CITES BY TOPIC:  garnishment

Sniadach v. Family Finance Corp., 395 U.S. 337 (1969)

The question is not whether the Wisconsin law is a wise law or unwise law. Our concern is not what philosophy Wisconsin should or should not embrace. See Green v. Frazier, 253 U.S. 233 . We do not sit as a super-legislative body. In this case the sole question is whether there has been a taking of property without that procedural due process that is required by the Fourteenth Amendment. We have dealt over and over again with the question of what constitutes "the right to be heard" (Schroeder v. New York, 371 U.S. 208, 212 ) within the meaning of procedural due process. See Mullane v. Central Hanover Trust Co., 339 U.S. 306, 314 . In the latter case we said that the right to be heard "has little reality or worth unless one is informed that the matter is pending and can choose for himself whether [395 U.S. 337, 340]   to appear or default, acquiesce or contest." 339 U.S., at 314 . In the context of this case the question is whether the interim freezing of the wages without a chance to be heard violates procedural due process.

A procedural rule that may satisfy due process for attachments in general, see McKay v. McInnes, 279 U.S. 820 , does not necessarily satisfy procedural due process in every case. The fact that a procedure would pass muster under a feudal regime does not mean it gives necessary protection to all property in its modern forms. We deal here with wages - a specialized type of property presenting distinct problems in our economic system. We turn then to the nature of that property and problems of procedural due process.

A prejudgment garnishment of the Wisconsin type is a taking which may impose tremendous hardship on wage earners with families to support. Until a recent Act of Congress, 4 304 of which forbids discharge of employees on the ground that their wages have been garnished, garnishment often meant the loss of a job. Over and beyond that was the great drain on family income. As stated by Congressman Reuss: 5    

"The idea of wage garnishment in advance of judgment, of trustee process, of wage attachment, or whatever it is called is a most inhuman doctrine. It compels the wage earner, trying to keep his family together, to be driven below the poverty level."

Recent investigations of the problem have disclosed the grave injustices made possible by prejudgment garnishment whereby the sole opportunity to be heard comes after the taking. Congressman Sullivan, Chairman of [395 U.S. 337, 341]   the House Subcommittee on Consumer Affairs who held extensive hearings on this and related problems stated:

"What we know from our study of this problem is that in a vast number of cases the debt is a fraudulent one, saddled on a poor ignorant person who is trapped in an easy credit nightmare, in which he is charged double for something he could not pay for even if the proper price was called for, and then hounded into giving up his pound of flesh, and being fired besides." 114 Cong. Rec. 1832.

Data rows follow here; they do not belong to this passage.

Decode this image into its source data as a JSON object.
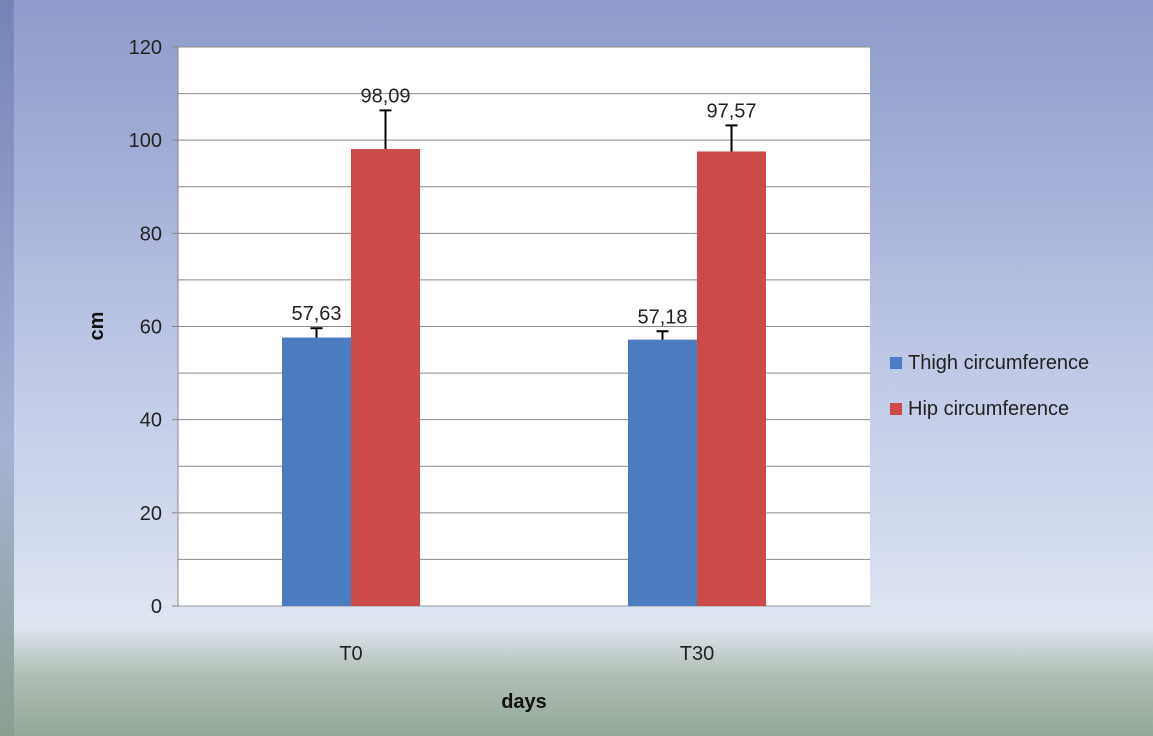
{
  "chart_data": {
    "type": "bar",
    "categories": [
      "T0",
      "T30"
    ],
    "series": [
      {
        "name": "Thigh circumference",
        "values": [
          57.63,
          57.18
        ],
        "errors": [
          2.0,
          1.8
        ],
        "labels": [
          "57,63",
          "57,18"
        ],
        "color": "#4a7cbf"
      },
      {
        "name": "Hip circumference",
        "values": [
          98.09,
          97.57
        ],
        "errors": [
          8.3,
          5.6
        ],
        "labels": [
          "98,09",
          "97,57"
        ],
        "color": "#cc4a4a"
      }
    ],
    "xlabel": "days",
    "ylabel": "cm",
    "ylim": [
      0,
      120
    ],
    "yticks": [
      "0",
      "20",
      "40",
      "60",
      "80",
      "100",
      "120"
    ],
    "grid": true,
    "legend_position": "right"
  }
}
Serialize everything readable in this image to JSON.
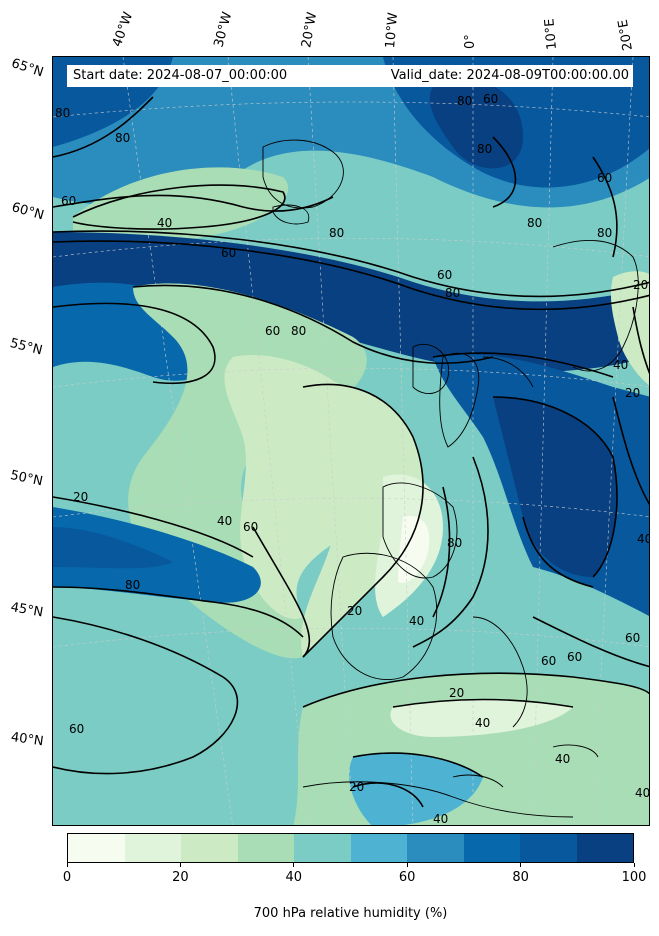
{
  "map": {
    "start_date_label": "Start date: 2024-08-07_00:00:00",
    "valid_date_label": "Valid_date: 2024-08-09T00:00:00.00",
    "lon_labels": [
      "40°W",
      "30°W",
      "20°W",
      "10°W",
      "0°",
      "10°E",
      "20°E"
    ],
    "lat_labels": [
      "65°N",
      "60°N",
      "55°N",
      "50°N",
      "45°N",
      "40°N"
    ],
    "contour_labels": [
      "80",
      "80",
      "60",
      "40",
      "60",
      "80",
      "60",
      "80",
      "80",
      "80",
      "60",
      "80",
      "60",
      "80",
      "60",
      "80",
      "20",
      "20",
      "40",
      "60",
      "80",
      "20",
      "40",
      "60",
      "60",
      "20",
      "40",
      "60",
      "40",
      "20",
      "40",
      "80",
      "40",
      "40",
      "60",
      "20",
      "40"
    ],
    "coastline_color": "#000000",
    "contour_color": "#000000"
  },
  "colorbar": {
    "title": "700 hPa relative humidity (%)",
    "tick_labels": [
      "0",
      "20",
      "40",
      "60",
      "80",
      "100"
    ],
    "colors": [
      "#f7fcf0",
      "#e0f3db",
      "#ccebc5",
      "#a8ddb5",
      "#7bccc4",
      "#4eb3d3",
      "#2b8cbe",
      "#0868ac",
      "#08589e",
      "#084081"
    ],
    "levels": [
      0,
      10,
      20,
      30,
      40,
      50,
      60,
      70,
      80,
      90,
      100
    ]
  }
}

The leverage of the creditor on the wage earner is enormous. The creditor tenders not only the original debt but the "collection fees" incurred by his attorneys in the garnishment proceedings:

"The debtor whose wages are tied up by a writ of garnishment, and who is usually in need of money, is in no position to resist demands for collection fees. If the debt is small, the debtor will be under considerable pressure to pay the debt and collection charges in order to get his wages back. If the debt is large, he will often sign a new contract of `payment schedule' which incorporates these additional charges." 6  

Apart from those collateral consequences, it appears that in Wisconsin the statutory exemption granted the wage earner 7 is "generally insufficient to support the debtor for any one week." 8  

The result is that a prejudgment garnishment of the Wisconsin type may as a practical matter drive a wage-earning [395 U.S. 337, 342]   family to the wall. 9 Where the taking of one's property is so obvious, it needs no extended argument to conclude that absent notice and a prior hearing (cf. Coe v. Armour Fertilizer Works, 237 U.S. 413, 423 ) this prejudgment garnishment procedure violates the fundamental principles of due process.